The proposed sensor has a wide frequency range of IPD gain. The rocking mode and bending mode eigenfrequency is simulated as 7.2 kHz and 7.6 kHz. The simulation results exhibit a significant gain in the frequency range of 5 kHz to 7.4 kHz, with a maximum gain of 4.5 at 7.2 kHz (Fig. 4). The experimental results are in good agreement with simulations conducted in COMSOL Multiphysics (Fig. 10). The measured eigenfrequency is 7.2 kHz and 7.6 kHz with a slight discrepancy. The sensitivities of the sensing units are S1=0.24V/Pa@7.6kHz and S2=0.21V/Pa@7.6kHz. Two-dimensional planar SSL in -90°-90° based on IPD cues is achieved (Fig. 11). The experiment results from 5 kHz to 7.4 kHz present a wide frequency range IPD gain with a maximum gain of 5.05 at 7.2 kHz (Fig. 12). Cavity length and fiber end face inclination affect the spectrum of each sensing unit (Fig. 7). As a result, sensor consistency is difficult to achieve due to unavoidable processing errors. Since the phase-sensitive-detection algorithm is affected by noise, low signal-noise-ratio (SNR) signals may incur high localization errors. Both experimental and simulation results characterize that the sensor has a wide frequency range of IPD amplification effect.

We propose a flywheel-like fiber-optic F-P acoustic vector sensor for wide-range IPD gain based on the diaphragm coupling gain principle. The proposed flywheel-coupling diaphragm has two vibration modes of rocking and bending. The corresponding eigenfrequencies of 7.2 kHz and 7.6 kHz are calculated by COMSOL Multiphysics. The sensor has an obvious IPD amplification effect from 5 kHz to 7.4 kHz in the frequency ranges. The maximum sensitivity and gain are acquired at 7.2 kHz in the simulation. Cavity length and fiber end face inclination affect the spectrum of each sensing unit, limiting the SSL accuracy based on interaural intensity difference.
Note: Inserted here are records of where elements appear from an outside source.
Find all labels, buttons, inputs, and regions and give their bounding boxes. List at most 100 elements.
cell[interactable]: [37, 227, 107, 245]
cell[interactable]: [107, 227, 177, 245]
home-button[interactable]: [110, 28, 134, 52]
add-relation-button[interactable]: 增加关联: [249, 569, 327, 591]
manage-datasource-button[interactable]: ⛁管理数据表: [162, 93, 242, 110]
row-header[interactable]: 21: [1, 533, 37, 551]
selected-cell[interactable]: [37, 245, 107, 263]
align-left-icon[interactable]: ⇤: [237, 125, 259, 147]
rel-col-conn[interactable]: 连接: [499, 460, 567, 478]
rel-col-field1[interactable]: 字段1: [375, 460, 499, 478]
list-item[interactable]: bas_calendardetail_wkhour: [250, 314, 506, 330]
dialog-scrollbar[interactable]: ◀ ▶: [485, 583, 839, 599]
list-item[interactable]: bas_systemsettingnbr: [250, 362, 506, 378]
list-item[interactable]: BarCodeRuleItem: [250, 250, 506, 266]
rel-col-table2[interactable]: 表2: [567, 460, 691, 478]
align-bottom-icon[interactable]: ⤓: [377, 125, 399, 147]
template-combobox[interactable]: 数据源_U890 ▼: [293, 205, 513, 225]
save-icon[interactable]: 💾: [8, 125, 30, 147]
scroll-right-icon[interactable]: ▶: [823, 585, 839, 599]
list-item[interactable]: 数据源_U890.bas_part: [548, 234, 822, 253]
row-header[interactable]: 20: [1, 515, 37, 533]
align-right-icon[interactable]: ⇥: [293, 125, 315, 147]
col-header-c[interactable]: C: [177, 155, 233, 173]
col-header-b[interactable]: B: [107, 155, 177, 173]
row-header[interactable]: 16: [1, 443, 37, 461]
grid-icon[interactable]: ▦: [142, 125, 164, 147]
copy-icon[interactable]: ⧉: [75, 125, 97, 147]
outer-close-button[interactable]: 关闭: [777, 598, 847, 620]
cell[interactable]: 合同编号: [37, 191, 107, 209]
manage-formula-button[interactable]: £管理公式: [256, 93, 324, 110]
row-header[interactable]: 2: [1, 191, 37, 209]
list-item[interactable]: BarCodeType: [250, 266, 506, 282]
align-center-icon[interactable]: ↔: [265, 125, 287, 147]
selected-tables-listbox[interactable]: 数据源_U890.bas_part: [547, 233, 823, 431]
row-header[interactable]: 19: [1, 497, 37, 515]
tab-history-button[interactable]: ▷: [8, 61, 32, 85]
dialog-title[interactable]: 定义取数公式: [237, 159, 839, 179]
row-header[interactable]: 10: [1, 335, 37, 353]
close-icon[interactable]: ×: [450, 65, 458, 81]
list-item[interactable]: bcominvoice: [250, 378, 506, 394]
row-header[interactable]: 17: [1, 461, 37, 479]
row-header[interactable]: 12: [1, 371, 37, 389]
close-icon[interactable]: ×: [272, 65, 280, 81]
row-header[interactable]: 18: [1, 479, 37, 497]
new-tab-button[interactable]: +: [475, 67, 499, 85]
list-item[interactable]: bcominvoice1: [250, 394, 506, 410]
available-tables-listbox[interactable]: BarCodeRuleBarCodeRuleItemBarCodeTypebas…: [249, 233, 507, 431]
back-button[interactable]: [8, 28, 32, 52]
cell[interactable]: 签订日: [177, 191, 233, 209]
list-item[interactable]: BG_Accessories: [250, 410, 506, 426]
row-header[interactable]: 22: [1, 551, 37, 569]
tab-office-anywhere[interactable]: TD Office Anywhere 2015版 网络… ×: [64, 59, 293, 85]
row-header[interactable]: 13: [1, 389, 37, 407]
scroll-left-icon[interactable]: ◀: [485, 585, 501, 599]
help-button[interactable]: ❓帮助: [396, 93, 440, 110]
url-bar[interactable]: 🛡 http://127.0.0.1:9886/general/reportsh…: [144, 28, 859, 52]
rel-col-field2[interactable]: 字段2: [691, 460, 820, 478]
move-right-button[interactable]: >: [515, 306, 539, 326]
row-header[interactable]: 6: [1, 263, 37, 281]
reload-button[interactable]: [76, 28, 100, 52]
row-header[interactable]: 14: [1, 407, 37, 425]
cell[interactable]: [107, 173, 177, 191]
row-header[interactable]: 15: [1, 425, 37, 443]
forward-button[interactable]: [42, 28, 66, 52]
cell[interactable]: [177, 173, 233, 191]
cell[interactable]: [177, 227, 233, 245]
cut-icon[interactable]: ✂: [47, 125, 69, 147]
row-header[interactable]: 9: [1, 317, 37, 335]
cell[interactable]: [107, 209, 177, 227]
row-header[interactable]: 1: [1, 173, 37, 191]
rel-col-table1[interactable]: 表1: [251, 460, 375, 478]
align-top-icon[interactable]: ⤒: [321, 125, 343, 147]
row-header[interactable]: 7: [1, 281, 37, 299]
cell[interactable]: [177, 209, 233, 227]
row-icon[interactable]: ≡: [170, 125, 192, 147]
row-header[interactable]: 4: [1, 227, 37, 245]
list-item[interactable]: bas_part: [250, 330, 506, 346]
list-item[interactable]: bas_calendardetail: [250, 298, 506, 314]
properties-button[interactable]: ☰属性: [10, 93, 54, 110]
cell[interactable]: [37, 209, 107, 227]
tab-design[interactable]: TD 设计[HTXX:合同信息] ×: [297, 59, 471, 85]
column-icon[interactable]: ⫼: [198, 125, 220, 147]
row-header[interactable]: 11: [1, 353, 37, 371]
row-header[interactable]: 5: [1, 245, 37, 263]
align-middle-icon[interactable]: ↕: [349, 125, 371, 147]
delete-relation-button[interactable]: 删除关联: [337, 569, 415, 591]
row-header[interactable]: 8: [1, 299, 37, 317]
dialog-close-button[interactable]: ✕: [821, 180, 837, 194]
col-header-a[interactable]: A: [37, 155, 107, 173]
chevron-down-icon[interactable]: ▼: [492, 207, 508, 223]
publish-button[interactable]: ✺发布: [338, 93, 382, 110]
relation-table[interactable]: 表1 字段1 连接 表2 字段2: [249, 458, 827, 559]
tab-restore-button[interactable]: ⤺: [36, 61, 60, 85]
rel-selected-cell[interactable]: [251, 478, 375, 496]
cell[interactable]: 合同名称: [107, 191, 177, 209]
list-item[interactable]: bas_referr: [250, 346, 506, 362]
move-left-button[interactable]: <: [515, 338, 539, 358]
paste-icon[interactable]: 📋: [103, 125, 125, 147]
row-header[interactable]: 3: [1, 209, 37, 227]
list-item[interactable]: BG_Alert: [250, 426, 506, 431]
Our paper applies a phase-sensitive-detection algorithm to obtain the phase difference between the two signals in real time. However, the method does not apply to low SNR signals. Meanwhile, the algorithm accuracy is affected by DC components, harmonics, and other factors. Finally, the scheme based on IPD is chosen and a flywheel-coupling diaphragm fiber-optic F-P acoustic vector sensor is fabricated. The first-order eigenfrequency is measured at around 7.2 kHz. The structure achieves SSL with IPD gain in the frequency range from 5 kHz to 7.4 kHz, compared with an uncoupling fiber-optic F-P acoustic sensor array. The measured maximum gain factor of 5.05 is better than the simulation results. The maximum line size of the proposed sensor is smaller than the wavelength of the test acoustic wave to realize a miniaturized acoustic vector sensor with a simple structure and easy processing. The detection method using optical principles can be applied to satisfy SSL needs in extreme environments.